During most of my life my practice has never exceeded two hours a day. In this country, while on tour, I never practice more than one and one-half hours. This is not necessary, because of the concerts themselves, which keep up my technical work. I never worry about my fingers. If I can think the pieces right, my fingers will always play the notes. My mother insists upon my being out in the open air all the time I am not studying and practicing, and I am out the better part of the day.
At my practice periods, I devote at least fifteen or twenty minutes to technical exercises, and strive to play all the scales, in the different forms, in all the keys, once each day. I then play some of my concert numbers, continually trying to note if there is any place that requires attention. If there is, I at once spend a little time trying to improve the passage.
It is very largely a matter of thinking the musical thought right, and then saying it in the right way. If you think it right, and your aim at the keyboard is good, you are not likely to hit the wrong notes, even in skips such as one finds in the Rubinstein Valse in E flat.
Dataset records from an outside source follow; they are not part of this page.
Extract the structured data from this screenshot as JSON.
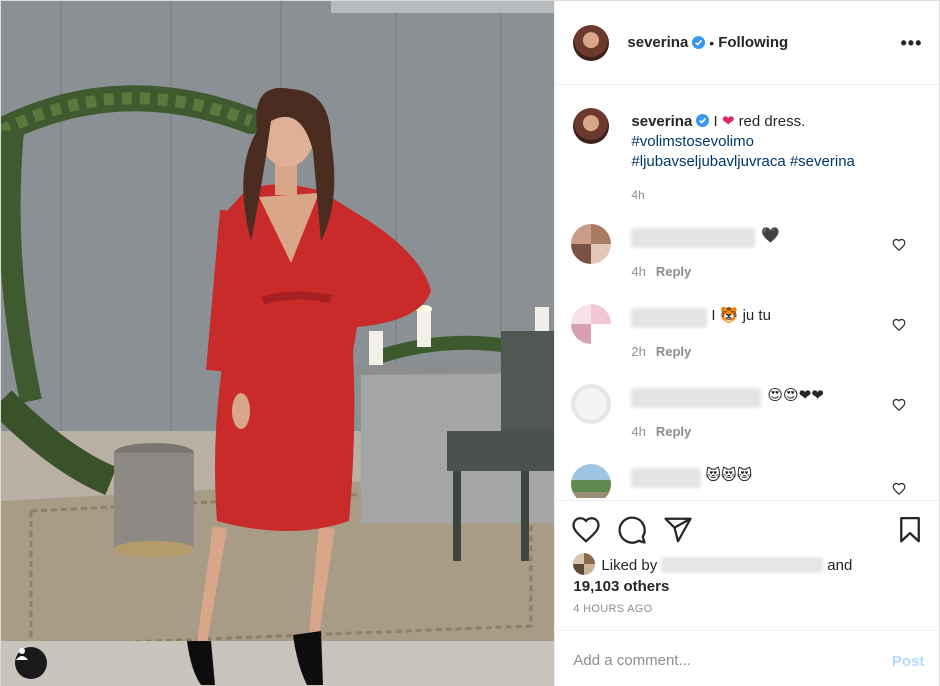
{
  "post": {
    "author": "severina",
    "verified": true,
    "follow_separator": "•",
    "follow_state": "Following",
    "more_icon": "more-horizontal-icon",
    "more_label": "•••"
  },
  "caption": {
    "username": "severina",
    "text_before": "I",
    "emoji": "❤",
    "text_after": "red dress.",
    "hashtags": [
      "#volimstosevolimo",
      "#ljubavseljubavljuvraca",
      "#severina"
    ],
    "time": "4h"
  },
  "comments": [
    {
      "text": "🖤",
      "time": "4h",
      "reply_label": "Reply"
    },
    {
      "text": "I 🐯 ju tu",
      "time": "2h",
      "reply_label": "Reply"
    },
    {
      "text": "😍😍❤❤",
      "time": "4h",
      "reply_label": "Reply"
    },
    {
      "text": "😻😻😻",
      "time": "",
      "reply_label": ""
    }
  ],
  "actions": {
    "like_icon": "heart-outline-icon",
    "comment_icon": "comment-bubble-icon",
    "share_icon": "paper-plane-icon",
    "save_icon": "bookmark-icon"
  },
  "likes": {
    "prefix": "Liked by",
    "conjunction": "and",
    "count_text": "19,103 others"
  },
  "timestamp": "4 HOURS AGO",
  "comment_box": {
    "placeholder": "Add a comment...",
    "post_label": "Post"
  },
  "colors": {
    "verified_blue": "#3897f0",
    "heart_red": "#e0245e",
    "hashtag_blue": "#00376b",
    "post_disabled": "#b3dbff",
    "dress_red": "#c92a2a"
  }
}
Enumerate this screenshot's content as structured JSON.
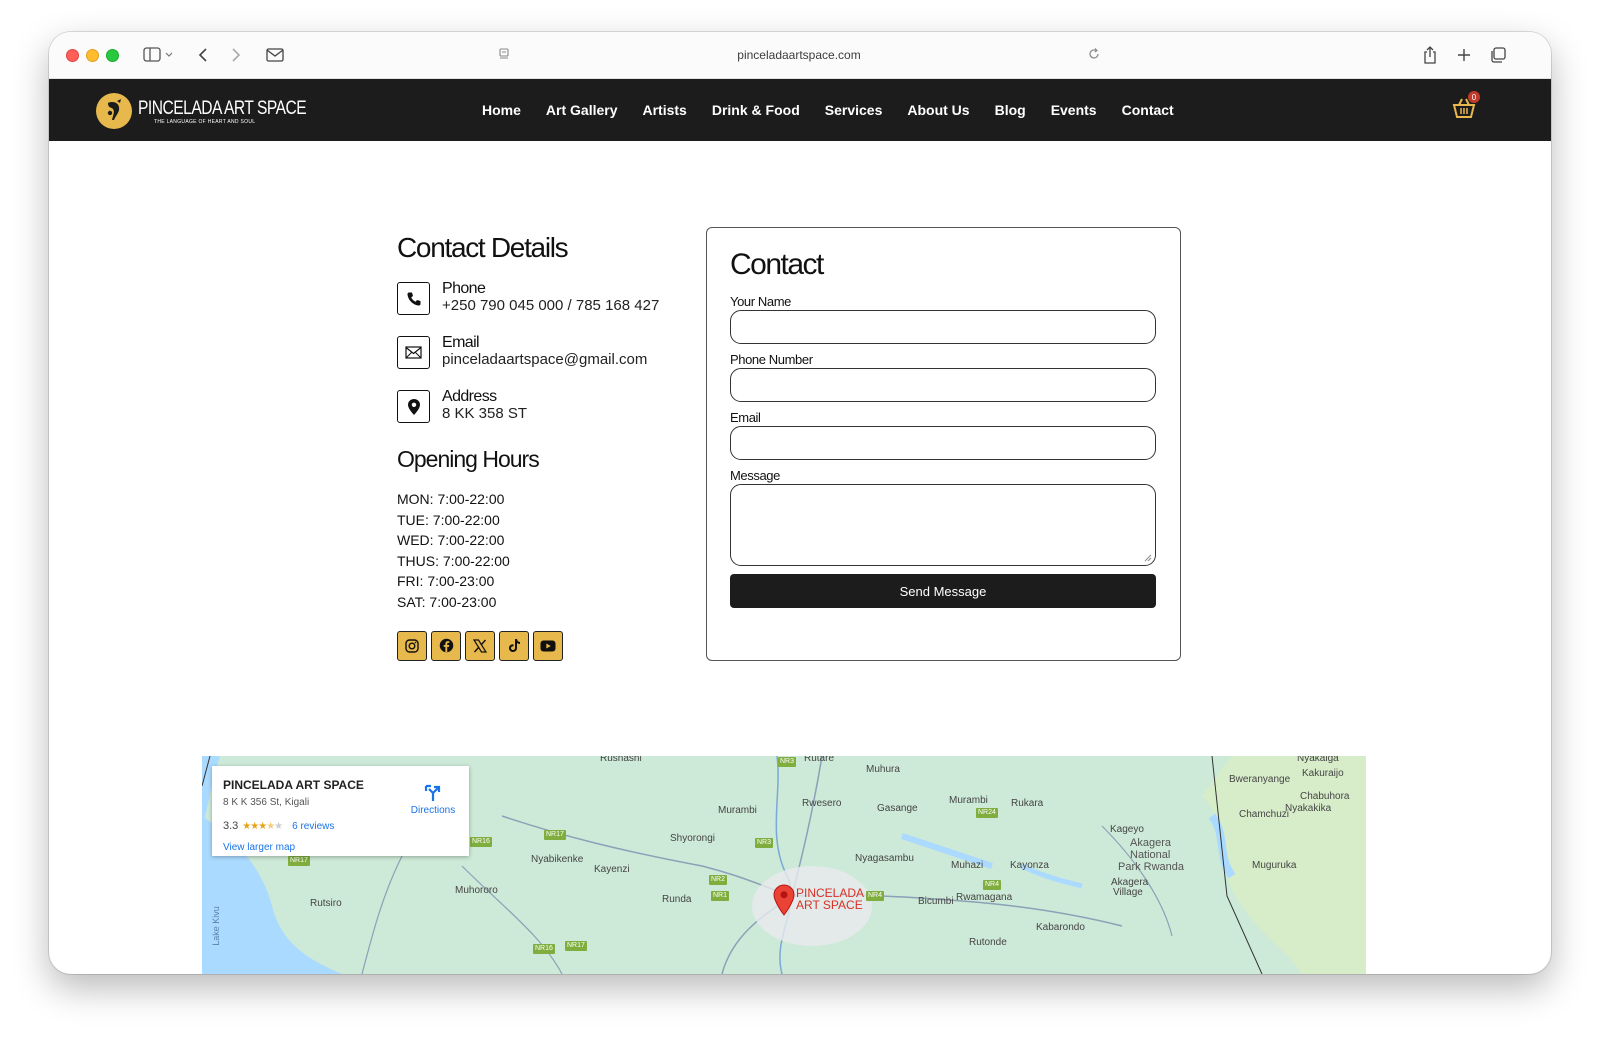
{
  "browser": {
    "url": "pinceladaartspace.com"
  },
  "site": {
    "logo_title": "PINCELADA ART SPACE",
    "logo_subtitle": "THE LANGUAGE OF HEART AND SOUL",
    "nav": [
      "Home",
      "Art Gallery",
      "Artists",
      "Drink & Food",
      "Services",
      "About Us",
      "Blog",
      "Events",
      "Contact"
    ],
    "cart_count": "0",
    "brand_color": "#e7b84b",
    "header_color": "#1c1c1c"
  },
  "details": {
    "heading": "Contact Details",
    "items": [
      {
        "icon": "phone-icon",
        "label": "Phone",
        "value": "+250 790 045 000 / 785 168 427"
      },
      {
        "icon": "envelope-icon",
        "label": "Email",
        "value": "pinceladaartspace@gmail.com"
      },
      {
        "icon": "location-pin-icon",
        "label": "Address",
        "value": "8 KK 358 ST"
      }
    ],
    "hours_heading": "Opening Hours",
    "hours": [
      "MON: 7:00-22:00",
      "TUE: 7:00-22:00",
      "WED: 7:00-22:00",
      "THUS: 7:00-22:00",
      "FRI: 7:00-23:00",
      "SAT: 7:00-23:00"
    ],
    "socials": [
      "instagram-icon",
      "facebook-icon",
      "x-icon",
      "tiktok-icon",
      "youtube-icon"
    ]
  },
  "form": {
    "heading": "Contact",
    "name_label": "Your Name",
    "name_value": "",
    "phone_label": "Phone Number",
    "phone_value": "",
    "email_label": "Email",
    "email_value": "",
    "message_label": "Message",
    "message_value": "",
    "submit_label": "Send Message"
  },
  "map": {
    "place_name": "PINCELADA ART SPACE",
    "place_address": "8 K K 356 St, Kigali",
    "rating": "3.3",
    "reviews": "6 reviews",
    "directions": "Directions",
    "larger_map": "View larger map",
    "pin_label_1": "PINCELADA",
    "pin_label_2": "ART SPACE",
    "places": [
      "Rushashi",
      "Rutare",
      "Muhura",
      "Nyakaiga",
      "Kakuraijo",
      "Bweranyange",
      "Chabuhora",
      "Murambi",
      "Rwesero",
      "Gasange",
      "Murambi",
      "Rukara",
      "Nyakakika",
      "Chamchuzi",
      "Shyorongi",
      "Kageyo",
      "Akagera",
      "National",
      "Park Rwanda",
      "Nyabikenke",
      "Nyagasambu",
      "Kayenzi",
      "Muhazi",
      "Kayonza",
      "Muguruka",
      "Muhororo",
      "Akagera",
      "Village",
      "Rutsiro",
      "Runda",
      "Bicumbi",
      "Rwamagana",
      "Kabarondo",
      "Rutonde",
      "Lake Kivu"
    ],
    "highways": [
      "NR3",
      "NR17",
      "NR3",
      "NR24",
      "NR16",
      "NR17",
      "NR2",
      "NR1",
      "NR4",
      "NR4",
      "NR16",
      "NR17"
    ]
  }
}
I do not ever remember of hitting the upper note wrong. It all seems so easy to me that I am sure that if other children in America would look upon other examples in the same way, they could not find their work so very difficult. I love to practice Chopin. One cannot be so intimate with Bach; he is a little cold and unfriendly until one knows him very well.
General Education
I have said that we play as we think. The mind must be continually improved or the fingers will grow dull. In order to see the beauties in music we must see the beauties in other studies. I have a private teacher who comes to me in Berlin and teaches me different studies. I have studied some Latin, French, and the regular school studies. Electricity interests me more than I can tell you and I like to learn about it, but my greatest interest is in the study of astronomy. Surely nothing could be finer than to look at the stars. I have friends among the astronomers of Berlin who let me look through their telescopes and tell me all about the different constellations and the worlds that look like moons when you see them enlarged. It is all so wonderful that it makes one never cease thinking.
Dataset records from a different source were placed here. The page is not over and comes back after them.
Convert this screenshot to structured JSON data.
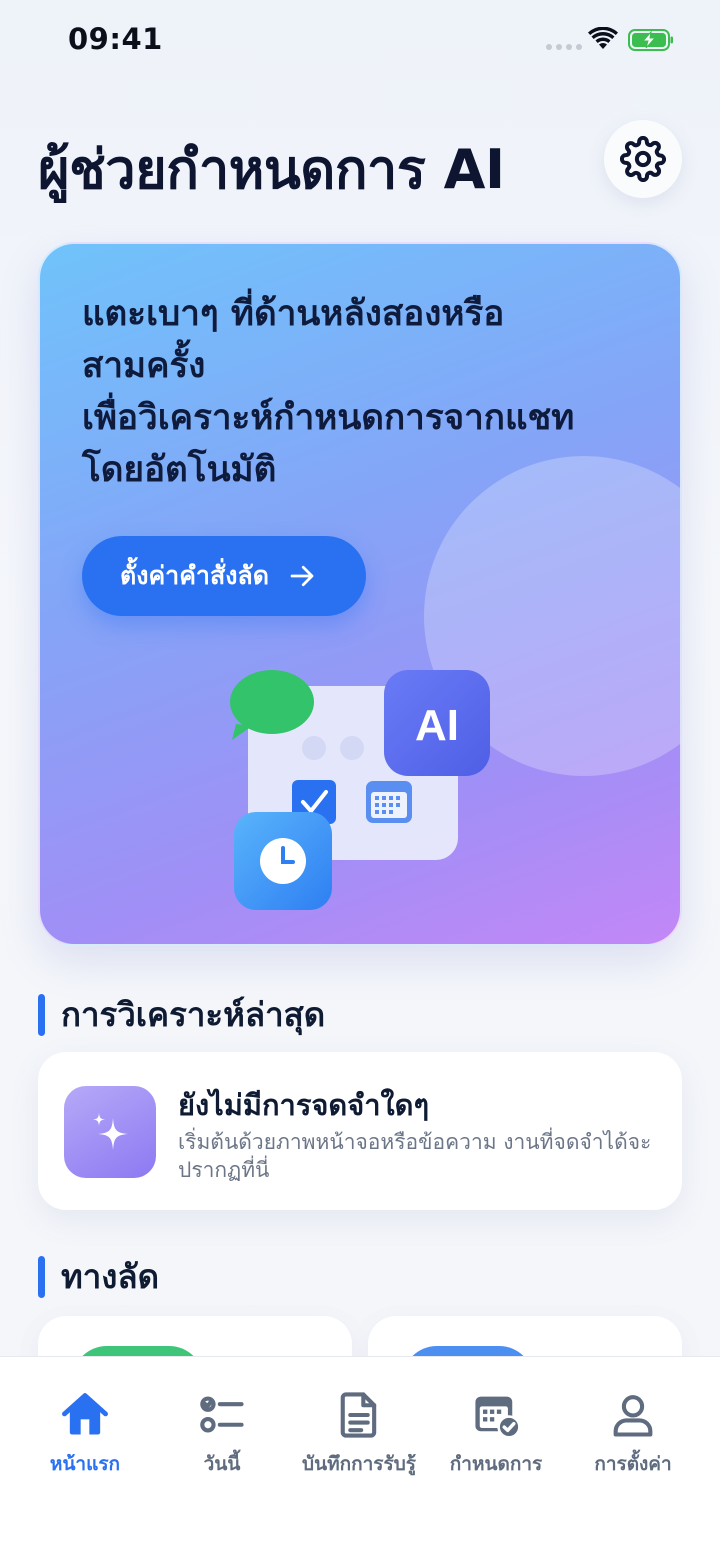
{
  "status_bar": {
    "time": "09:41"
  },
  "header": {
    "title": "ผู้ช่วยกำหนดการ AI",
    "settings_icon": "gear-icon"
  },
  "hero": {
    "lines": [
      "แตะเบาๆ ที่ด้านหลังสองหรือ",
      "สามครั้ง",
      "เพื่อวิเคราะห์กำหนดการจากแชท",
      "โดยอัตโนมัติ"
    ],
    "button_label": "ตั้งค่าคำสั่งลัด",
    "badge_label": "AI"
  },
  "recent": {
    "heading": "การวิเคราะห์ล่าสุด",
    "empty_title": "ยังไม่มีการจดจำใดๆ",
    "empty_desc": "เริ่มต้นด้วยภาพหน้าจอหรือข้อความ งานที่จดจำได้จะปรากฏที่นี่",
    "empty_icon": "sparkles-icon"
  },
  "shortcuts": {
    "heading": "ทางลัด"
  },
  "tab_bar": {
    "tabs": [
      {
        "label": "หน้าแรก",
        "icon": "home-icon",
        "active": true
      },
      {
        "label": "วันนี้",
        "icon": "checklist-icon",
        "active": false
      },
      {
        "label": "บันทึกการรับรู้",
        "icon": "document-icon",
        "active": false
      },
      {
        "label": "กำหนดการ",
        "icon": "calendar-check-icon",
        "active": false
      },
      {
        "label": "การตั้งค่า",
        "icon": "person-icon",
        "active": false
      }
    ]
  },
  "colors": {
    "accent": "#2a71f1",
    "text_primary": "#0f1b33",
    "text_secondary": "#6c7688"
  }
}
I also like to go to factories and learn how different things are made. I think that there are so many things that one can learn outside of a school-room. For instance, I went to a wire factory recently, and I am sure that I found out a great many things I might never have found out in books. One also learns by traveling, and when I am on my tours I feel that I learn more of the different people and the way they live than I ever could from geographies. Don't you think I am a lucky boy? One must study geography, however, to learn about maps and the way in which countries are formed. I have toured in Germany, Russia, and England, and now in America. America interests me wonderfully. Everything seems so much alive and I like the climate very much.
Theoretical Studies
Musical theory bores me now, almost as much as my first technical studies did. Richard Strauss, the great German composer, has very kindly offered to teach me. I like him very much and he is so kind, but his thundering musical effects sometimes seems very noisy to me. I know many of the rules of harmony, but they are very uncomfortable and disagreeable to me.
I would far rather write my music as it comes to me. Herr Nikisch says that when I do it that way, I make very few blunders, but I know I can never be a composer until I have mastered all the branches of musical theory. I am now writing a symphony. I played some parts for Herr Nikisch and he has agreed to produce it. Of course, the orchestral parts will have to be written for me, but I know what instruments I want to express certain ideas.